Só este ano, o mineiro assinou a dramaturgia musical das montagens 'À tardinha no Ocidente' e 'Isso é para a dor', da Primeira Campainha; '#140ouvão', da Cia. Afeta; 'Talvez eu me despeça', solo de Beatriz França com direção de Ludmilla Ramalho; e 'Anã Marrom', de João Marcos Emediato e Ethel Braga. Ainda em fase de produção está a trilha de 'Heróis: Uma pausa para David', com direção de Paulo Azevedo e atuação de Samira Ávila. “Agora, nem falo mais para o pessoal que sou da música. Sou do teatro mesmo”, assume.

Os trabalhos dele se caracterizam pela sutileza da conexão da música com os outros elementos teatrais. A trilha não se sobrepõe ao texto ou funciona como “legenda”. Ela agrega informações. Assim, passa a ser necessária, bem longe de soar alegórica. Em cada montagem, Barulhista busca entender nuances da trama e enriquecê-las com o som criativo que produz.

Mudança A migração da área musical para as artes cênicas é recente. Até 2010, Barulhista, de 33 anos, sustentava-se como baterista – muitas vezes, era o “dono” da mesa de objetos com os quais enriquecia a percussão e a sonoplastia de shows. Para isso, recorria a pratos, panelas e até tanque de gasolina vazio. A eletrônica e a infinita possibilidade de misturas que ela proporciona já o interessavam. Certo dia, durante uma passagem de som, o técnico chamou o baterista e soltou: “Agora vem esse barulhista aí”.

O termo não passou batido. Davidson descobriu que a palavra era usada na década de 1940 para xingar os músicos menos habilidosos. “Havia os caras que tocavam bem, quem não tocava era o barulhista. Como uso coisas do cotidiano como um pedaço de carro amassado, faço o defeito virar algo harmonioso. Aí defini: agora vou ser Barulhista”, conta.

Isso ocorreu em meados dos anos 2000, época em que o próprio artista considerava apenas curioso o som pelo qual se interessava. Quando ele fez uma oficina com o grupo experimental O Grivo, não teve dúvida: se aqueles caras rodam o mundo batendo panelas, por que não ele e seus barulhos? A partir daí, surgiram convites de várias bandas e para atividades paralelas.

Barulhista faz música experimental e trilhas sonoras. Além disso, integra a banda Constantina; trabalha com o Meira, projeto de forró eletrônico cujo nome é homenagem ao ator Tarcísio Meira; e se dedica a brincadeiras como a dupla Guimarães e Fúcsia, recém-criada em parceria com a atriz Marina Arthuzzi. Funciona assim: se o projeto não for leve e divertido, não conte com ele.

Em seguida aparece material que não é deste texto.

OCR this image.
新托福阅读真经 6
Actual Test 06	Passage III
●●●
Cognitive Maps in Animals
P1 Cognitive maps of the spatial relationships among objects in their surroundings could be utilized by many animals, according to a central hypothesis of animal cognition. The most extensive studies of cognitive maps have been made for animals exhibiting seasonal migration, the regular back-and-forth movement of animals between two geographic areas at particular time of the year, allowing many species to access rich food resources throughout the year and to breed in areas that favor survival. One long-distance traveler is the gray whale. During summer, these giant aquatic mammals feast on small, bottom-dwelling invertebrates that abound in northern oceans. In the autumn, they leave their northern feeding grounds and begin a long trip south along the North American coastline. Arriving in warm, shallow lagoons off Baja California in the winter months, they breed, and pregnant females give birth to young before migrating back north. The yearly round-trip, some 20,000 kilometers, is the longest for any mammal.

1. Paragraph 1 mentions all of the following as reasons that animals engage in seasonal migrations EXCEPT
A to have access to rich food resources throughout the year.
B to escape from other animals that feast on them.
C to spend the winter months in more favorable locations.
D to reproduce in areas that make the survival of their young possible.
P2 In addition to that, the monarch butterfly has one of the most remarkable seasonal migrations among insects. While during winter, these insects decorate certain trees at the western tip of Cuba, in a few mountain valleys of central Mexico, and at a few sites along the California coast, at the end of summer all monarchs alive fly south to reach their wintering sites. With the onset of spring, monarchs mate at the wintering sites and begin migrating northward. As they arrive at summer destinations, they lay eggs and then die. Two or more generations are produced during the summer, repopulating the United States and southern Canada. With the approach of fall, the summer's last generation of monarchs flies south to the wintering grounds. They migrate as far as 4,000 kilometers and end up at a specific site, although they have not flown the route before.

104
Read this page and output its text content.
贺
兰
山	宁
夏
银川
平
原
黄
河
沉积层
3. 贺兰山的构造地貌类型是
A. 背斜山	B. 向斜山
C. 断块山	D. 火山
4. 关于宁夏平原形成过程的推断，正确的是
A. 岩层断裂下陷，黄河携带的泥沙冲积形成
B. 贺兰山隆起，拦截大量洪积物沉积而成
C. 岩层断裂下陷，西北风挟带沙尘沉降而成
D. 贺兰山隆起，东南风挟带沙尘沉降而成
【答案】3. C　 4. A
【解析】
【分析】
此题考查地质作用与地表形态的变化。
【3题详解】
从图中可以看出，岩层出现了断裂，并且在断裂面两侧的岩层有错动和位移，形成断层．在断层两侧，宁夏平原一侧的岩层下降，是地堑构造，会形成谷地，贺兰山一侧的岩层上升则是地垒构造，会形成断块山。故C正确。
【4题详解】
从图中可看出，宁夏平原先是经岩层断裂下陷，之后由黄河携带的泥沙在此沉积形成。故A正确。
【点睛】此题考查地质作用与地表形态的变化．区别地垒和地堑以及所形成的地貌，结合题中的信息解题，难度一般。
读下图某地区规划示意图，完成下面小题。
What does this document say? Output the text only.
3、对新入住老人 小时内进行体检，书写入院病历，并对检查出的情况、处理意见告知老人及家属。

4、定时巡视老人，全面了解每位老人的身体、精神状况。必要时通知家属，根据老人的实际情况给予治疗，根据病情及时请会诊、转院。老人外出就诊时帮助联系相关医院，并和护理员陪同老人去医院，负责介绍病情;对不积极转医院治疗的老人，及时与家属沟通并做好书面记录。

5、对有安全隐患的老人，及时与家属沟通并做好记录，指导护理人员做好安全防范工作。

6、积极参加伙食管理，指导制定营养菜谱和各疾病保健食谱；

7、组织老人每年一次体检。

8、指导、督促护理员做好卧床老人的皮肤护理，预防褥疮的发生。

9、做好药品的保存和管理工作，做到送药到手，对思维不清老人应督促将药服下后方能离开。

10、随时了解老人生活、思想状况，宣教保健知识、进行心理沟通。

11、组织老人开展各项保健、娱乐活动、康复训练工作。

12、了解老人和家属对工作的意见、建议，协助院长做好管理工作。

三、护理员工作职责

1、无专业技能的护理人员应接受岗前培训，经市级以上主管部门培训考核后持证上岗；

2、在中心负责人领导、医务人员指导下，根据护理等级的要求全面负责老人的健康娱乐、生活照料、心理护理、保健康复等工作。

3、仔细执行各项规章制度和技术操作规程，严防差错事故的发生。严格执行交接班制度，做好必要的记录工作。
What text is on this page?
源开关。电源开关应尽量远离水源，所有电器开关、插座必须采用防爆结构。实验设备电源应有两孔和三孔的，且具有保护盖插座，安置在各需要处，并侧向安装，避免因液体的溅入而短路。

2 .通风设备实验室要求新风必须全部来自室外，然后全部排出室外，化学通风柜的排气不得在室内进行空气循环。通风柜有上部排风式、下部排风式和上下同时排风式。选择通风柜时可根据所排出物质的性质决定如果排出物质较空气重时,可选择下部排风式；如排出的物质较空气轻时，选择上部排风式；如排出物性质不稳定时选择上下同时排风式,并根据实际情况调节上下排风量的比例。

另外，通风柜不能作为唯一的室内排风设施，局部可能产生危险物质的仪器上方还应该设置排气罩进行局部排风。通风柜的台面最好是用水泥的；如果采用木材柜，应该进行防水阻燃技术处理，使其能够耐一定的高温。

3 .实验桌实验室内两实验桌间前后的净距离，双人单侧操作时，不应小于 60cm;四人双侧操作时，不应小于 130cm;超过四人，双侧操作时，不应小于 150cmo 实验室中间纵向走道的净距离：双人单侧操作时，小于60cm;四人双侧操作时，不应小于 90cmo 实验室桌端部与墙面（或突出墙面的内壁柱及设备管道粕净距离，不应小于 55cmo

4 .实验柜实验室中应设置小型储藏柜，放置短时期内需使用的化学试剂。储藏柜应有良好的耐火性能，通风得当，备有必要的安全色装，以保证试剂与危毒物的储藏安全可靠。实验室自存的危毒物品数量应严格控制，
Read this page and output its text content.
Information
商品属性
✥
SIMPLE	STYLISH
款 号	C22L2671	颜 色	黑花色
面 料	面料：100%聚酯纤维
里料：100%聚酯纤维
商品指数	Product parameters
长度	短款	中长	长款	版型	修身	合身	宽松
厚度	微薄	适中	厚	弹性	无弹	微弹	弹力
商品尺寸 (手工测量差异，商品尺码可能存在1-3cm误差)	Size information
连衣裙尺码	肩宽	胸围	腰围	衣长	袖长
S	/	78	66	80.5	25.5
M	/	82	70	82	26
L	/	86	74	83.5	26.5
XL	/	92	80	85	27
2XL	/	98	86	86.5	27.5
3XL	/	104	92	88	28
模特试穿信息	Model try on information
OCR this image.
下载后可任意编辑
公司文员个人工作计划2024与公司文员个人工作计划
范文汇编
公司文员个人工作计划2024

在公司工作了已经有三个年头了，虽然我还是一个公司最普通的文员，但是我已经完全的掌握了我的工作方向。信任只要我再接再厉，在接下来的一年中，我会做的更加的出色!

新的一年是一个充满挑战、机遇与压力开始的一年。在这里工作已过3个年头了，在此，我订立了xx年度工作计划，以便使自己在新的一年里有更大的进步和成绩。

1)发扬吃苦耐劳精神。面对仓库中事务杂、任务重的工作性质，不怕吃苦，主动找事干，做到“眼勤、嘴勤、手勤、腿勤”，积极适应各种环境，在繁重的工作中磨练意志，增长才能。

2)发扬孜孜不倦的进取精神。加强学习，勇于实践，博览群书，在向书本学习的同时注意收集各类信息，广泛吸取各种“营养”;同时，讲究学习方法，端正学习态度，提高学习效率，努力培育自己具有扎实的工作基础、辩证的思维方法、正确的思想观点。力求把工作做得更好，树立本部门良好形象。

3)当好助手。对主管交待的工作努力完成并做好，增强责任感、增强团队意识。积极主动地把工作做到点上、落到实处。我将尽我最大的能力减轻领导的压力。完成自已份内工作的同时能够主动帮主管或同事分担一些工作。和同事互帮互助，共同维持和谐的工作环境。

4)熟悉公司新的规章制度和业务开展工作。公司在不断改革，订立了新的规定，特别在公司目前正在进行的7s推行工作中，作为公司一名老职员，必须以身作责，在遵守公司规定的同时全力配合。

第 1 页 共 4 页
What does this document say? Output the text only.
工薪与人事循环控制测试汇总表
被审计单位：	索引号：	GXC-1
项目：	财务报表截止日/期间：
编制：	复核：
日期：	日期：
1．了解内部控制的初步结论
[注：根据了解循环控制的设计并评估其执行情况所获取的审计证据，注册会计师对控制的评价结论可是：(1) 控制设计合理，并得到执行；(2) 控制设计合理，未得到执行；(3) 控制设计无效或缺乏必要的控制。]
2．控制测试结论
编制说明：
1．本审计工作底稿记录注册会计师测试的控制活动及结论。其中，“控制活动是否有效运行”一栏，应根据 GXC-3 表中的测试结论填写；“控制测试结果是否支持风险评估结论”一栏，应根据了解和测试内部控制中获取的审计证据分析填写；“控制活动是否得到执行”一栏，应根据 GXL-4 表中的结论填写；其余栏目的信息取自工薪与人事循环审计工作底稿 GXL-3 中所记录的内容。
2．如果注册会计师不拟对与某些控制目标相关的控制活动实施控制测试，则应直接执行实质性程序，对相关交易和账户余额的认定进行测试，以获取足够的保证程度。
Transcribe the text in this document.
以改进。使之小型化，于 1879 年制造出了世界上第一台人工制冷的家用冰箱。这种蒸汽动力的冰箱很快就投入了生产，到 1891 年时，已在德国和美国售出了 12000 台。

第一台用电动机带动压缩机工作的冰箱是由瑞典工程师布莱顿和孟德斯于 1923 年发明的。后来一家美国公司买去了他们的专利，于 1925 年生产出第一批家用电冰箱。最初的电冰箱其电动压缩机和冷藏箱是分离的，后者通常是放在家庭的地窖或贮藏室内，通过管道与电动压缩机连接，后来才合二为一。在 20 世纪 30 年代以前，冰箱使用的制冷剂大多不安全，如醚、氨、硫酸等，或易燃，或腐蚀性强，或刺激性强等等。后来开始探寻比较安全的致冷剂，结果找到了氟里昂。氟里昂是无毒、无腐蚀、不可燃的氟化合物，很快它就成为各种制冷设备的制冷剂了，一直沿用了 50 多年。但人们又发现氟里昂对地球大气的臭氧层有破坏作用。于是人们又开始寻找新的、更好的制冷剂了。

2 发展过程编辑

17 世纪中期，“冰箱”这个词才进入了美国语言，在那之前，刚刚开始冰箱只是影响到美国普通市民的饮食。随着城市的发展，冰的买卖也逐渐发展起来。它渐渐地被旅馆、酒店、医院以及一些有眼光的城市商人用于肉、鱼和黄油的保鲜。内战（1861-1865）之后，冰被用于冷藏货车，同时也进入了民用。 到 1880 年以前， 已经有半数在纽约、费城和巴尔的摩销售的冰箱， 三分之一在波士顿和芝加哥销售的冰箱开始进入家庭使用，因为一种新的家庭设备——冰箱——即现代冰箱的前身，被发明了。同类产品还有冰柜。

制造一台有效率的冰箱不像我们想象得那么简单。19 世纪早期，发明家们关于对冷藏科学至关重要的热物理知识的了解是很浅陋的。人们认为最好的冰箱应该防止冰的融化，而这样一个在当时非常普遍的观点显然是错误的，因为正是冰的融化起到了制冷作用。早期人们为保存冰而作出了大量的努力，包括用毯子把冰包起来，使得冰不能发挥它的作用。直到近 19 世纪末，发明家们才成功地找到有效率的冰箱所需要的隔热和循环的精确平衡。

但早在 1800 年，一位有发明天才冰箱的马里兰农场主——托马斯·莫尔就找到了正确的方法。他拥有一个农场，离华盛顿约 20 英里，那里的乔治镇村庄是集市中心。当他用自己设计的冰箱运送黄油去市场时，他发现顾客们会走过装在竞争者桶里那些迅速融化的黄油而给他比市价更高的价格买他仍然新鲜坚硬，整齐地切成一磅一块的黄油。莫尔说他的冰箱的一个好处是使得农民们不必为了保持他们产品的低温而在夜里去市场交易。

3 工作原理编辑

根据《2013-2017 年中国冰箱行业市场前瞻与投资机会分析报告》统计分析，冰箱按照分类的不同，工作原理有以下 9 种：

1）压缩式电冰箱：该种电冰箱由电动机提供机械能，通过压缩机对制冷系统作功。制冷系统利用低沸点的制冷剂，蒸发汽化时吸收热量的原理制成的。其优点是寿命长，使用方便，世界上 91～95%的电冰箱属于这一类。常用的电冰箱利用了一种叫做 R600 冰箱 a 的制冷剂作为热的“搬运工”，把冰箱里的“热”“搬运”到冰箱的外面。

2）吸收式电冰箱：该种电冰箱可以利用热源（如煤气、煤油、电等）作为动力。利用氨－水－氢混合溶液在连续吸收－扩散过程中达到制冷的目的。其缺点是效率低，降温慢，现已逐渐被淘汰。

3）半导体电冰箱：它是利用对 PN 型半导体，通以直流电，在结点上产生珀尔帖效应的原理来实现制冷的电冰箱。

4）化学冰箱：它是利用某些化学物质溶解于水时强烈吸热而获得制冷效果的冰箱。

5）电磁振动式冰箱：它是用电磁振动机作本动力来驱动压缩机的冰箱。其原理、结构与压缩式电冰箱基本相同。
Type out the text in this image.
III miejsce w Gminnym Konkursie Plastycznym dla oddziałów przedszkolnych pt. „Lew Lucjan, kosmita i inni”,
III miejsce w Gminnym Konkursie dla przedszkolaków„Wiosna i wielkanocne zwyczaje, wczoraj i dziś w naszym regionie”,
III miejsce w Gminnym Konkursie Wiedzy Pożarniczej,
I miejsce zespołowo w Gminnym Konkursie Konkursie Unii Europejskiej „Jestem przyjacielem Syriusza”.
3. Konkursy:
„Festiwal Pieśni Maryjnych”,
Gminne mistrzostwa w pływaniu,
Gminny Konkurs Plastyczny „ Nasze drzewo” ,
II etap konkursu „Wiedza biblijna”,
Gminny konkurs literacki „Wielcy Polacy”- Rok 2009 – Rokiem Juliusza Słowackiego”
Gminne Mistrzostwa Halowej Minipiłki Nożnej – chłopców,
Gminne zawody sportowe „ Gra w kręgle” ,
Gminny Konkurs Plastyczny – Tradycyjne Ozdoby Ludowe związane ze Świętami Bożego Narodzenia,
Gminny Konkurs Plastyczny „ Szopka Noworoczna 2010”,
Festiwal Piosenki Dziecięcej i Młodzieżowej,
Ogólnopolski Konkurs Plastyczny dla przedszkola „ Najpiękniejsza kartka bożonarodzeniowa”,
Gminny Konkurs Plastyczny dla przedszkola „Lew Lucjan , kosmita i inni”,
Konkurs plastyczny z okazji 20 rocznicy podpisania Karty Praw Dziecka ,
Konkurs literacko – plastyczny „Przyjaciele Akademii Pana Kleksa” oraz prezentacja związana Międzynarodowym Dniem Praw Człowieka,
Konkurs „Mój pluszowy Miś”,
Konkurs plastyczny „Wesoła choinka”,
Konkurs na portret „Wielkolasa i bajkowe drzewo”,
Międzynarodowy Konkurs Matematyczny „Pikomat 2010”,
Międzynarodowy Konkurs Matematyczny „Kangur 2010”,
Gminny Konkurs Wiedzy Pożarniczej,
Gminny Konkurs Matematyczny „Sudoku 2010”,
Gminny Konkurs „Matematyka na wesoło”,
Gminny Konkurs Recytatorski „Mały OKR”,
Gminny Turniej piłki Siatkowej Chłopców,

“Meu maior interesse é o audiovisual – a origem da palavra mesmo. É você ter o áudio, o visual e juntar essas coisas. A música, sozinha, também faz sentido para mim, mas, quando você coloca a visão no meio, sugestiona. É preciso dar função sonora para o que o cara está vendo”, explica. A primeira trilha de Barulhista foi criada para o grupo Perna de Palco, de Ipatinga, a convite de Luiz Rocha, integrante da banda Todos os Caetanos do Mundo. Ele considera '180 dias de inverno', da Cia. Afeta, o seu primeiro trabalho profissional no ramo.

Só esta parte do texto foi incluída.